In honor of a recent holiday, (or as a sigh of relief that it has once again passed by for happier days of the year), my post this week will be about a couple of the different types of romance commonly found in stories.

In the world of modern love stories, there seem to be two main archetypes: the Cinderella and the Beauty and the Beast. Both arising from classic stories that are several centuries old, these each follow a basic path to get to the happy ending. In Cinderella, it’s Unhappy Female is rescued from dire fate by Godlike Man. In Beauty and the Beast, Female is doing all right on her own, but is compelled to rescue Brooding Man from whatever spell/deformity/dark secret he is plagued with.

Each type of story has gone through waves of popularity. In the nineteenth century, Victorian romances featuring Edward Rochester and Heathcliff led many young women to conclude that saving your lover’s tormented soul is the highest of callings. Somewhat alarmed at this trend, the youngest Bronte sister, Anne, wrote The Tennant of Wildfell Hall to show the dark side of marrying the bad boy and trying to change him. Today, through the popularity of a series of books that shall not be named, I think that this trend is repeating itself. Men with dark pasts/realities/secrets/fill-in-most-anything-that-will-make-him-suitably-broody are much more exciting than your average boy next door. And Prince Charmings don’t exist anyway, right?

Cinderella stories always seem to be most popular during times of crisis. Walt Disney’s famous movie version was made in the years immediately following World War Two, a time when many women wanted nothing more than to hope that “No matter how your heart is grieving, if you keep on believing, the dream that you wish will come true.” These days, we see Cinderella stories as chauvinistic anachronisms, and I don’t see them very frequently anymore (excluding the realm of fanfiction, but that’s another post for another time).

In writing, I think that there is a tendency for authors to veer to either extreme. We either write untouchably wonderful characters or characters so abhorrent that it’s hard to believe when someone falls in love with them. I’m as guilty of this as anyone. My stories, though, have a definite Beauty and the Beast tilt to them. Scars, crushing past tragedies, hidden identities, and unspoken love abound.

There is something to be said for a happy ending, though. So why is it that I have such a hard time writing them? Come back next week for a discussion on killing characters. Be sure to bring your axes!

-Melissa

1 comments:

drea moore said...

Awww. Other than the history of Valentines, why is it an unhappy day?

I understand what you are saying about idealized characters, but my reading has encompassed books (mostly) which revolve around characters much more gray than either of these options. Also, I think that romances (well done ones) don't fall into these archetypal extremes very neatly. Some of my favorite romances in recent books are a combination of these, but the "personality traits" balance out in a manner that makes the partnership essential to the reaching of the story's end goal.
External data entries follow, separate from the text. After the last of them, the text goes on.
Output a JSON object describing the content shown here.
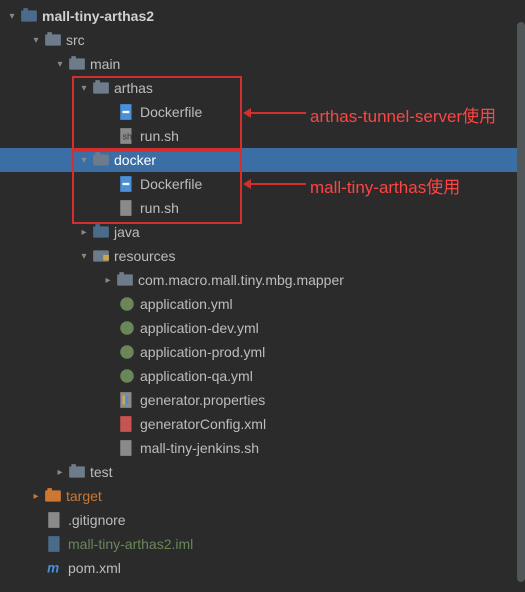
{
  "tree": {
    "root": "mall-tiny-arthas2",
    "src": "src",
    "main": "main",
    "arthas": "arthas",
    "arthas_dockerfile": "Dockerfile",
    "arthas_runsh": "run.sh",
    "docker": "docker",
    "docker_dockerfile": "Dockerfile",
    "docker_runsh": "run.sh",
    "java": "java",
    "resources": "resources",
    "pkg": "com.macro.mall.tiny.mbg.mapper",
    "app_yml": "application.yml",
    "app_dev": "application-dev.yml",
    "app_prod": "application-prod.yml",
    "app_qa": "application-qa.yml",
    "gen_props": "generator.properties",
    "gen_config": "generatorConfig.xml",
    "jenkins_sh": "mall-tiny-jenkins.sh",
    "test": "test",
    "target": "target",
    "gitignore": ".gitignore",
    "iml": "mall-tiny-arthas2.iml",
    "pom": "pom.xml"
  },
  "annotations": {
    "arthas_note": "arthas-tunnel-server使用",
    "docker_note": "mall-tiny-arthas使用"
  },
  "colors": {
    "bg": "#2b2b2b",
    "selection": "#3a6ea5",
    "orange": "#cc7832",
    "green": "#6a8759",
    "box": "#d32f2f"
  }
}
One of the things about Cinderella and Beauty and the Beast don't share in common with the romances I adore, is that for the the folkloric archetypes the romance is the end goal and in the more modern books, the romance comes as an aside. Relationships happen as an affect of character decisions, and the partnership helps in the reaching of mutual (or complimentary) goals, but the romance is not the goal in and of itself.

My goal as a writer is to make my characters relationships fit this more modern pattern. I feel the earlier is a trend established in a pre-feminist era (as we are in a post-feminist era)and the audience's values have largely changed.

That said, I would not be surprised if these aforementioned archetypes still exist in Romance novels. But as I have not read one of those in the last sixteen years, I can't speak for it's modern trends.